Pada Januari 2024, muncul laporan tentang seorang gadis
berusia 16 tahun di Inggris yang diperkosa secara virtual di metaverse, yang kini
sedang diselidiki oleh polisi. Kasus ini terjadi dalam sebuah permainan daring,
dan avatar gadis tersebut menjadi sasaran serangan seksual yang kejam oleh sekelompok
pria (Laijawala, 2024).
Meskipun kejadian di atas terjadi di metaverse,
tetapi hal ini juga termasuk pelecehan seksual. Kasus tersebut perlu dipandang
dalam kacamata hukum. Dalam hal ini, maqashid syariah menjadi kacamata
dalam sudut pandang hukum untuk menganalisis kasus tersebut.
Berdasarkan maqashid syariah, hukum Islam terfokus
pada tujuan utama menjaga kebaikan dan mencegah keburukan; agama, jiwa, akal,
keturunan, dan harta. Perlindungan jiwa tidak hanya berarti pada perlindungan
fisik semata, akan tetapi juga mencakup perlindungan mental dan emosional
seseorang
Pertama, perlindungan jiwa (Hifz an-Nafs) yang
memiliki sifat bukan hanya fisik, tetapi juga mencakup kesehatan mental dan
emosional. Pelecehan verbal di metaverse berpotensi merusak mental
korban atau semacam gangguan yang dapat menyebabkan trauma psikologis. Oleh
karena itu, urgensi perlindungan terhadap jiwa menjadi upaya untuk menciptakan
lingkungan yang aman dan sehat, baik di dunia nyata maupun di metaverse.
Kedua, perlindungan akal (Hifz al-Aql). Dalam
Islam, akal yang sehat adalah aset penting yang harus dijaga karena menjadi
dasar untuk membedakan yang baik dan buruk. Bilamana akal sehat ini terganggu,
maka dapat mengganggu kemampuan berpikir jernih.
Oleh karena itu, maqashid syariah mendorong
perlindungan fungsi akal. Dengan demikian, dalam konteks metaverse,
pelecehan verbal harus dianggap sebagai tindakan yang merusak kesehatan mental
dan berlawanan dengan prinsip hukum Islam.
Ketiga, perlindungan kehormatan (Hifz al-Ird).
Martabat manusia sangat dijaga dalam Islam. Pelecehan verbal yang terjadi di metaverse
dapat merusak martabat dan reputasi korban. Prinsip ini menuntut perlindungan
dari penghinaan atau cercaan. Bersamaan
dengan itu, prinsip ini juga menegaskan bahwa penghinaan atau
merendahkan orang lain termasuk bentuk pelanggaran nilai-nilai Islam.

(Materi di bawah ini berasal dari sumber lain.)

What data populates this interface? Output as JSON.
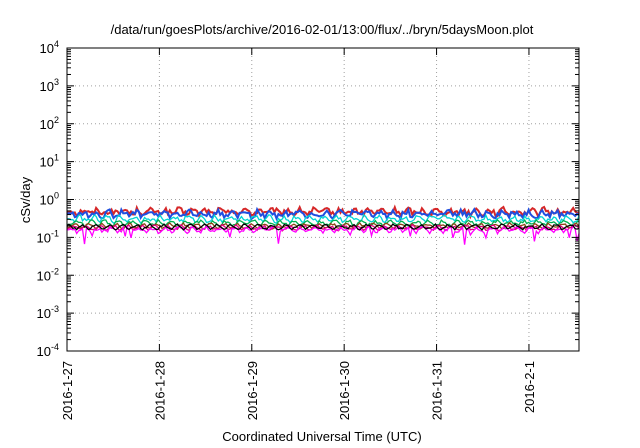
{
  "chart_data": {
    "type": "line",
    "title": "/data/run/goesPlots/archive/2016-02-01/13:00/flux/../bryn/5daysMoon.plot",
    "xlabel": "Coordinated Universal Time (UTC)",
    "ylabel": "cSv/day",
    "yscale": "log",
    "ylim": [
      0.0001,
      10000
    ],
    "y_ticks": [
      {
        "base": "10",
        "exp": "-4"
      },
      {
        "base": "10",
        "exp": "-3"
      },
      {
        "base": "10",
        "exp": "-2"
      },
      {
        "base": "10",
        "exp": "-1"
      },
      {
        "base": "10",
        "exp": "0"
      },
      {
        "base": "10",
        "exp": "1"
      },
      {
        "base": "10",
        "exp": "2"
      },
      {
        "base": "10",
        "exp": "3"
      },
      {
        "base": "10",
        "exp": "4"
      }
    ],
    "xlim": [
      "2016-01-27 00:00",
      "2016-02-01 13:00"
    ],
    "x_ticks": [
      "2016-1-27",
      "2016-1-28",
      "2016-1-29",
      "2016-1-30",
      "2016-1-31",
      "2016-2-1"
    ],
    "grid": true,
    "legend": "none",
    "series": [
      {
        "color": "#d62728",
        "level": 0.48,
        "variation": 0.18
      },
      {
        "color": "#1f4fe0",
        "level": 0.42,
        "variation": 0.18
      },
      {
        "color": "#00d4d4",
        "level": 0.31,
        "variation": 0.14
      },
      {
        "color": "#00b050",
        "level": 0.24,
        "variation": 0.1
      },
      {
        "color": "#8b4513",
        "level": 0.2,
        "variation": 0.08
      },
      {
        "color": "#e6007e",
        "level": 0.18,
        "variation": 0.08
      },
      {
        "color": "#ff00ff",
        "level": 0.16,
        "variation": 0.12
      },
      {
        "color": "#000000",
        "level": 0.19,
        "variation": 0.07
      }
    ]
  }
}
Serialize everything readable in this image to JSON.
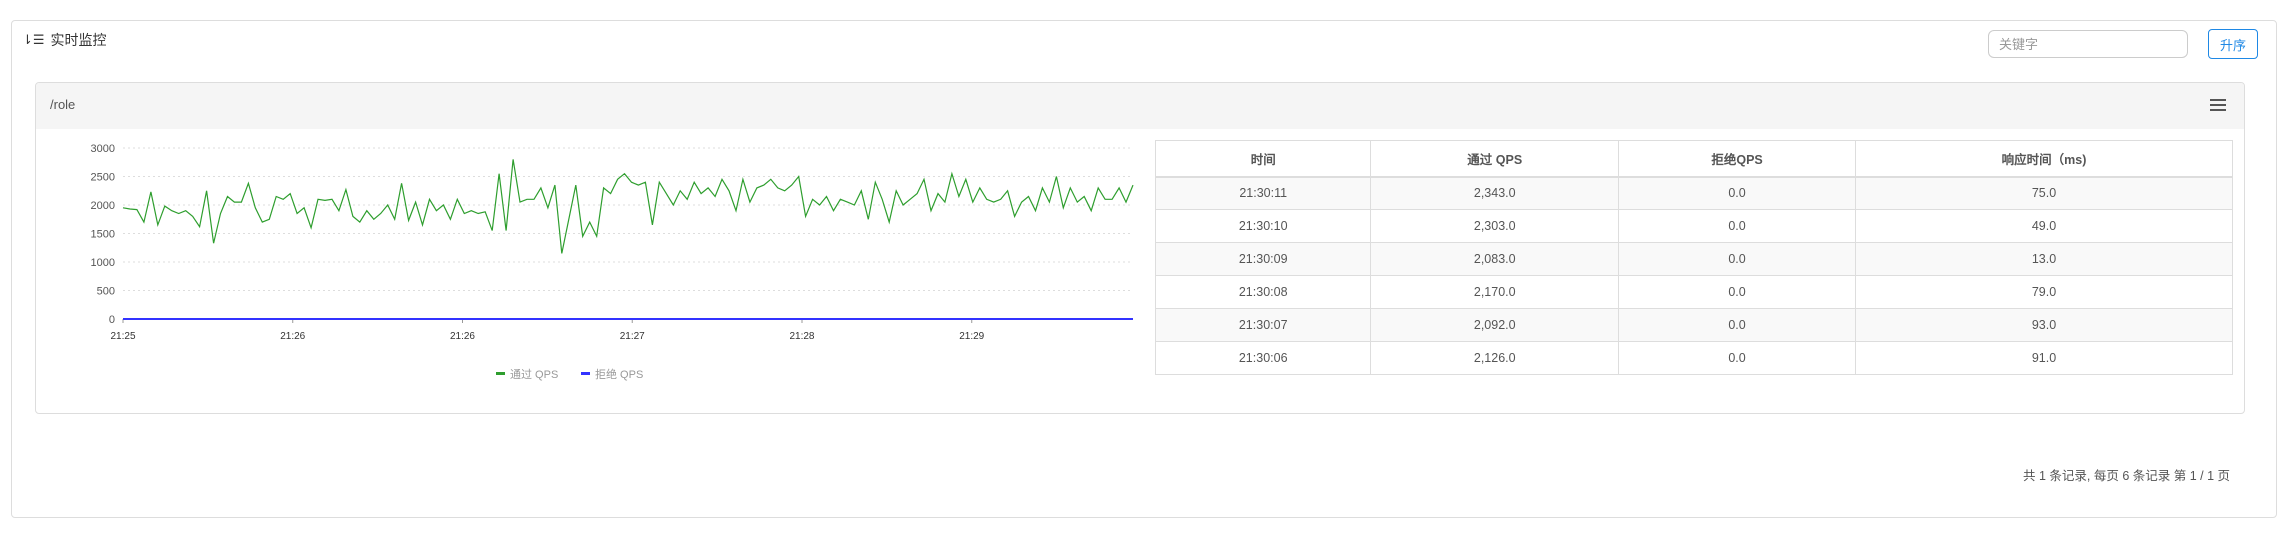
{
  "header": {
    "title": "实时监控",
    "icon": "sort-icon",
    "search_placeholder": "关键字",
    "sort_button": "升序"
  },
  "panel": {
    "title": "/role",
    "menu_icon": "menu-icon"
  },
  "chart_data": {
    "type": "line",
    "yticks": [
      "0",
      "500",
      "1000",
      "1500",
      "2000",
      "2500",
      "3000"
    ],
    "ylim": [
      0,
      3000
    ],
    "xticks": [
      "21:25",
      "21:26",
      "21:26",
      "21:27",
      "21:28",
      "21:29"
    ],
    "grid": true,
    "legend_placement": "bottom",
    "series": [
      {
        "name": "通过 QPS",
        "color": "#2e9e2e",
        "values": [
          1950,
          1930,
          1920,
          1700,
          2230,
          1650,
          1980,
          1900,
          1850,
          1900,
          1800,
          1620,
          2250,
          1330,
          1850,
          2150,
          2050,
          2050,
          2380,
          1950,
          1700,
          1750,
          2150,
          2100,
          2200,
          1850,
          1950,
          1600,
          2100,
          2080,
          2100,
          1900,
          2270,
          1800,
          1700,
          1900,
          1750,
          1850,
          2000,
          1750,
          2380,
          1730,
          2050,
          1650,
          2100,
          1900,
          2000,
          1750,
          2100,
          1850,
          1900,
          1850,
          1880,
          1550,
          2550,
          1550,
          2800,
          2050,
          2100,
          2100,
          2300,
          1950,
          2350,
          1150,
          1750,
          2350,
          1450,
          1700,
          1450,
          2300,
          2200,
          2450,
          2550,
          2400,
          2350,
          2400,
          1650,
          2400,
          2200,
          2000,
          2250,
          2100,
          2400,
          2200,
          2300,
          2150,
          2450,
          2250,
          1900,
          2450,
          2050,
          2300,
          2350,
          2450,
          2300,
          2250,
          2350,
          2500,
          1800,
          2100,
          2000,
          2150,
          1900,
          2100,
          2050,
          2000,
          2250,
          1750,
          2400,
          2100,
          1700,
          2250,
          2000,
          2100,
          2200,
          2450,
          1900,
          2200,
          2050,
          2550,
          2150,
          2450,
          2050,
          2300,
          2100,
          2050,
          2100,
          2250,
          1800,
          2050,
          2150,
          1900,
          2300,
          2050,
          2500,
          1950,
          2300,
          2050,
          2150,
          1900,
          2300,
          2100,
          2100,
          2300,
          2050,
          2350
        ]
      },
      {
        "name": "拒绝 QPS",
        "color": "#3333ff",
        "values": [
          0,
          0
        ]
      }
    ]
  },
  "table": {
    "columns": [
      "时间",
      "通过 QPS",
      "拒绝QPS",
      "响应时间（ms)"
    ],
    "rows": [
      [
        "21:30:11",
        "2,343.0",
        "0.0",
        "75.0"
      ],
      [
        "21:30:10",
        "2,303.0",
        "0.0",
        "49.0"
      ],
      [
        "21:30:09",
        "2,083.0",
        "0.0",
        "13.0"
      ],
      [
        "21:30:08",
        "2,170.0",
        "0.0",
        "79.0"
      ],
      [
        "21:30:07",
        "2,092.0",
        "0.0",
        "93.0"
      ],
      [
        "21:30:06",
        "2,126.0",
        "0.0",
        "91.0"
      ]
    ]
  },
  "pagination": {
    "text": "共 1 条记录, 每页 6 条记录 第 1 / 1 页"
  }
}
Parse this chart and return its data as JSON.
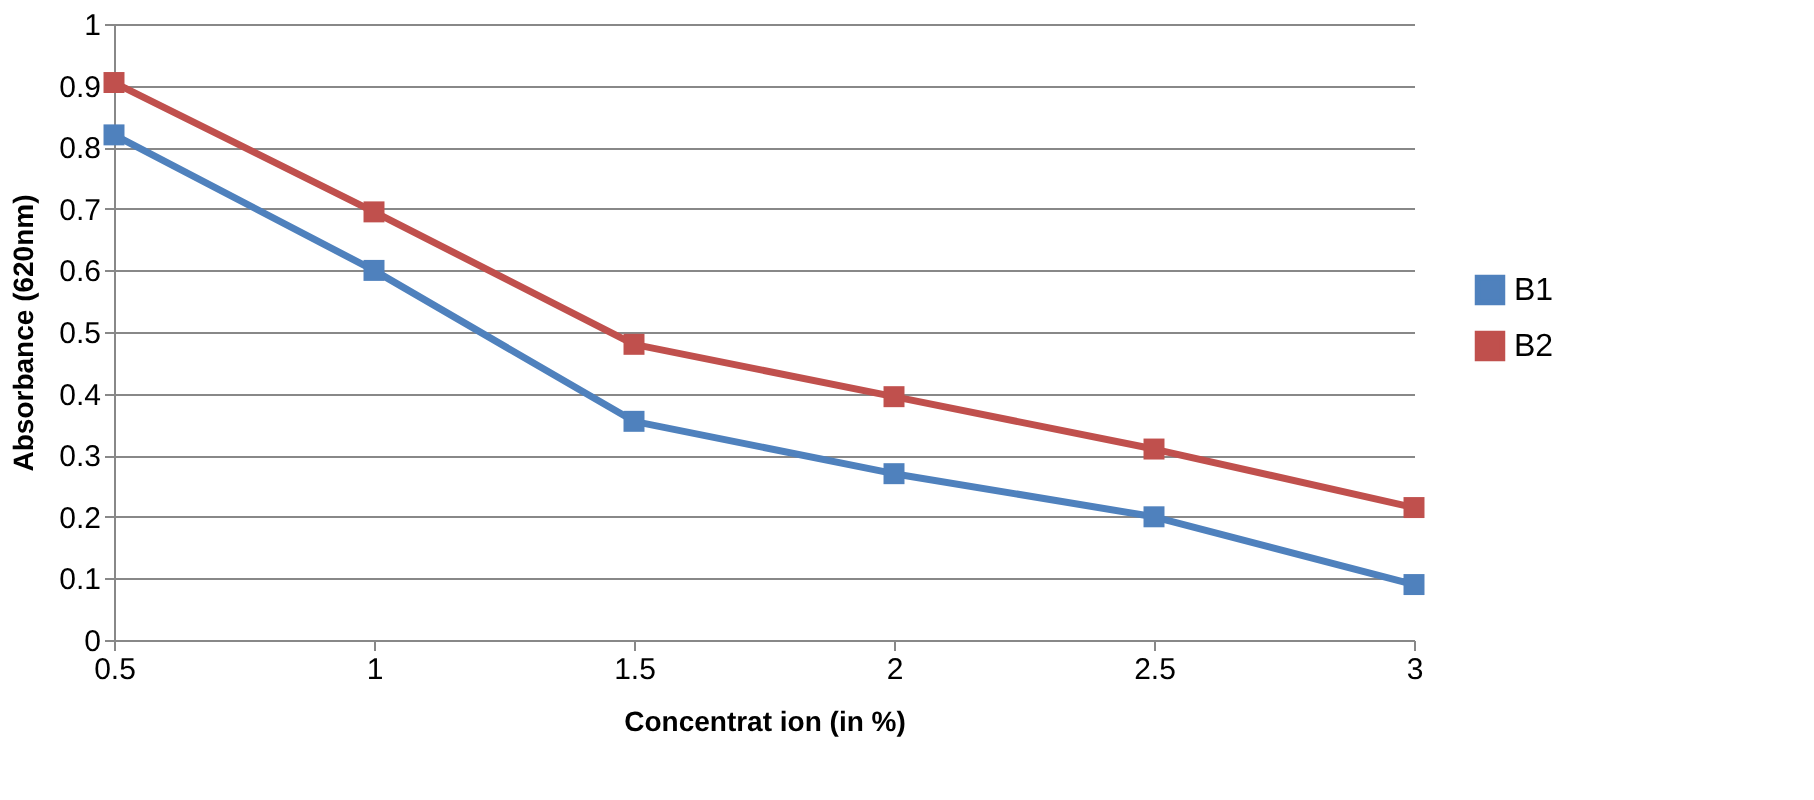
{
  "chart_data": {
    "type": "line",
    "xlabel": "Concentrat ion (in %)",
    "ylabel": "Absorbance (620nm)",
    "x": [
      0.5,
      1,
      1.5,
      2,
      2.5,
      3
    ],
    "series": [
      {
        "name": "B1",
        "color": "#4f81bd",
        "values": [
          0.82,
          0.6,
          0.355,
          0.27,
          0.2,
          0.09
        ]
      },
      {
        "name": "B2",
        "color": "#c0504d",
        "values": [
          0.905,
          0.695,
          0.48,
          0.395,
          0.31,
          0.215
        ]
      }
    ],
    "xlim": [
      0.5,
      3
    ],
    "xticks": [
      0.5,
      1,
      1.5,
      2,
      2.5,
      3
    ],
    "ylim": [
      0,
      1
    ],
    "yticks": [
      0,
      0.1,
      0.2,
      0.3,
      0.4,
      0.5,
      0.6,
      0.7,
      0.8,
      0.9,
      1
    ],
    "grid": "y",
    "legend": "right",
    "marker": "square",
    "line_style": "solid"
  }
}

Dalam hal ini, upaya pencegahan dapat dilakukan dengan
penerapan kebijakan pengawasan, sehingga mampu mendeteksi ujaran kebencian atau
kata-kata kasar. Oleh karena itu, Pengguna metaverse sebagai perpanjangan dari
individu yang memiliki tanggung jawab moral, seharusnya berhati-hati dalam
setiap interaksi; menjaga komunikasi yang konstruktif dan positif, serta
menghindari ujaran kebencian yang dapat mencederai kehormatan orang lain.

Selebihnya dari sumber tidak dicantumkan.